Douglas J Shaw is originally from Scotland and moved to South Africa in 2000. Douglas has a unique and valuable combination of skills that is very unusual. These involve deep knowledge and experience in law, economics, IT and management consultancy. Having all four of these in one person is not common. He has been an advocate for the last seven years and is involved in a range of court work especially in banking law. He also represents organizations and companies in the consultation processes with the government in the creation of new Acts and policies. In the course of his legal work, he has seen the problem with the existing systems, and has developed a number of better systems. These are leading edge systems that will be useful to governments worldwide.
Having worked as a fund manager in his early 30s (running the best performing investment fund in the world in 2000/2001) he also understands the world of finance, derivatives, insurance, and banking. His first degree involved considerable actuarial science, econometrics, and statistics so unlike most lawyers, he is very good with numbers. He worked in management consultancy on the mines for around a year before becoming and advocate gaining many of the people skills and business re-engineering expertise necessary to deliver strategy and also to execute that strategy. As someone who has consulted informally to fourteen African governments on economic issues in the early 2000s, he is also interested in areas of law which incorporate applied economics. He is a regular attendee of the Law and Economics conferences in Europe and has written a (second) PhD thesis on the subject of how laws could be better.
He has also written many books, some self-published, but four also published by established publishers. His pending PhD has taken his writing and research skills to a new level. Douglas likes to research for a practical purpose, however, and his recent research is aimed at finding global best practice that can then be developed into a product that can be delivered to clients across the globe.
He has also spent time as a programmer and understands the world of IT. After teaching himself C# in his mid-30s, he worked for an advanced, agile-enabled programming house subcontracting to Momentum for a year before becoming an advocate. This has been very valuable in learning the strategy of IT development particularly the cardinal importance in IT development of reducing the project to its most simple and necessary in order to deliver significant results quickly.
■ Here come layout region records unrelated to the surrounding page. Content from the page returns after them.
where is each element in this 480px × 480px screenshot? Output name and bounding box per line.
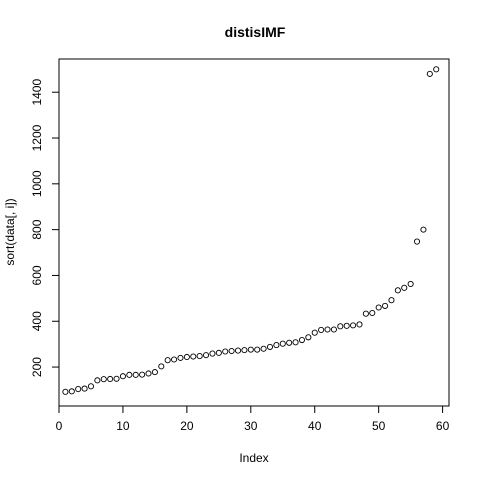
data-point <box>298 336 306 344</box>
data-point <box>196 353 203 360</box>
data-point <box>87 383 95 390</box>
data-point <box>260 345 267 352</box>
data-point <box>318 326 325 334</box>
data-point <box>190 353 197 360</box>
data-point <box>241 347 248 354</box>
data-point <box>119 373 126 380</box>
data-point <box>139 371 146 378</box>
data-point <box>75 386 82 393</box>
data-point <box>164 357 171 364</box>
y-tick-label: 1400 <box>30 79 44 106</box>
data-point <box>132 371 139 378</box>
data-point <box>426 70 433 77</box>
x-tick-label: 10 <box>116 419 130 433</box>
data-point <box>215 349 222 356</box>
data-point <box>375 304 382 311</box>
data-point <box>382 302 389 309</box>
x-tick-label: 0 <box>56 419 63 433</box>
y-tick-label: 800 <box>30 219 44 239</box>
data-point <box>369 309 376 317</box>
data-point <box>209 350 216 357</box>
data-points <box>62 66 440 395</box>
data-point <box>177 354 184 361</box>
x-tick-label: 40 <box>308 419 322 433</box>
data-point <box>158 363 165 370</box>
y-axis-label: sort(data[, i]) <box>3 198 17 265</box>
data-point <box>247 346 254 353</box>
data-point <box>362 310 369 317</box>
data-point <box>151 369 158 376</box>
data-point <box>113 375 120 382</box>
data-point <box>273 342 280 349</box>
data-point <box>356 321 363 328</box>
y-axis: 200 400 600 800 1000 1200 1400 <box>30 79 60 377</box>
data-point <box>311 329 318 336</box>
data-point <box>145 370 152 377</box>
data-point <box>420 226 427 233</box>
x-axis: 0 10 20 30 40 50 60 <box>56 405 450 433</box>
data-point <box>305 334 312 341</box>
data-point <box>171 356 178 363</box>
data-point <box>228 347 235 355</box>
data-point <box>413 238 421 245</box>
data-point <box>100 376 107 383</box>
x-tick-label: 20 <box>180 419 194 433</box>
data-point <box>337 323 344 330</box>
data-point <box>407 280 414 287</box>
data-point <box>343 322 350 329</box>
data-point <box>401 284 408 291</box>
data-point <box>292 339 299 346</box>
data-point <box>433 66 440 73</box>
data-point <box>68 388 75 395</box>
x-tick-label: 30 <box>244 419 258 433</box>
data-point <box>126 371 133 378</box>
x-tick-label: 50 <box>372 419 386 433</box>
x-axis-label: Index <box>239 451 268 465</box>
y-tick-label: 600 <box>30 265 44 285</box>
data-point <box>279 340 286 347</box>
data-point <box>62 388 69 395</box>
y-tick-label: 1000 <box>30 170 44 197</box>
data-point <box>330 326 337 333</box>
data-point <box>350 322 357 329</box>
data-point <box>254 346 261 353</box>
y-tick-label: 1200 <box>30 124 44 151</box>
data-point <box>183 353 190 361</box>
data-point <box>202 352 210 359</box>
y-tick-label: 400 <box>30 311 44 331</box>
x-tick-label: 60 <box>436 419 450 433</box>
data-point <box>394 287 401 294</box>
data-point <box>388 297 395 304</box>
chart-title: distisIMF <box>225 24 286 40</box>
data-point <box>266 343 274 350</box>
data-point <box>81 385 88 392</box>
data-point <box>94 377 101 384</box>
data-point <box>107 375 114 383</box>
plot-box <box>58 58 450 407</box>
data-point <box>286 339 293 346</box>
y-tick-label: 200 <box>30 357 44 377</box>
data-point <box>324 326 331 333</box>
data-point <box>222 348 229 355</box>
data-point <box>234 347 242 354</box>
Douglas has four degrees, wide experience and in his spare time applies his mind to writing and thinking about how to reduce crime, poverty, traffic and environmental degradation. He was for a time Chairman of Mensa Johannesburg during which the society grew more quickly than any time before or since. Douglas is adept at managing intelligent people, a task often compared to herding cats.
At the current time, he wants to combine his knowledge bases into solutions for improving governments and society. He has a number of ideas which he thinks can be developed into consultancy products that would appeal to governments. He, therefore, seeks to joint venture or otherwise work with international consultancy firms with global reach to the public sector.
We have a number of products at various stages of development of which this is the first and most developed. In brief, it deals with the problem of banks selling a large number of repossessed properties. At the moment, this is usually done too much and for prices that are too low. This is a political problem in many country and thus a solving the problem is a perceived need for governments. We have suggested a process at http://icrl.co.za/process.html and would be interested to hear your views on whether this would be the best process or not. The information on this website gives a starting point for approaching governments.
The nature of this product is that we need to reach many governments which is most easily facilitated through a consultancy like yourselves with global reach.
We would imagine this would work by you putting this out to the global network who would then approach their own governments through their own contacts. Where governments are interested, we would send a team from here in the short term including me. Perhaps local resources from that country would also be trained up and included if that was more cost effective. Presumably you have mechanism for sharing revenue between the South African company that would be initiating the project and that of the company in the host country which markets the project successfully to the host government.
We are flexible about the exact nature of the JV but I would imagine that I would be paid a consultancy rate for my time and then some percentage of the profit on the project. It is possible in time that we could train up local resources so that I would not have to be present on all projects or not present at all times. That would allow us to do more projects and the above arrangement would make developing more teams worthwhile for all parties. I would imagine the host government would pay for costs like flights and accommodation. Should your practice be to organise the project in some other way, then we are open to suggestions.
It is very possible that this project will lead to other projects. IT development projects around this area are also possible (for example, to allow online bits at sheriff’s auctions). Once developed this software can be extended into other countries. However, every legal system is different, so there this has a level of complexity.
Future projects include digitising the courts. There is huge potential here as I can explain. There is also much that can be done to make policing more efficient. These tend to involve both changes in the law, changes in business processes and IT development. Most of these projects are reproducible across multiple governments. Sometimes the government can fund the IT project and become a partner being paid dividends when the product sells to other countries. There are other alternative models.
I am happy to work on this project on the flexible model without requiring to be hired full time. I am currently running down my legal practice. Many cases are coming to a head in a pending constitutional court case. Virtually all the work has been done on this case, and we just need a day to go and argue it. Flexibility allows me to spend some time on that. However, I wish to spend the bulk of my time in the future changing the law and systems for nations, not arguing each individual case which has become quite tedious. I have about 5 additional cases which I need to appear on (for a day) over the next six months. I will try and schedule them all together so as not to disrupt potential travel plans too much.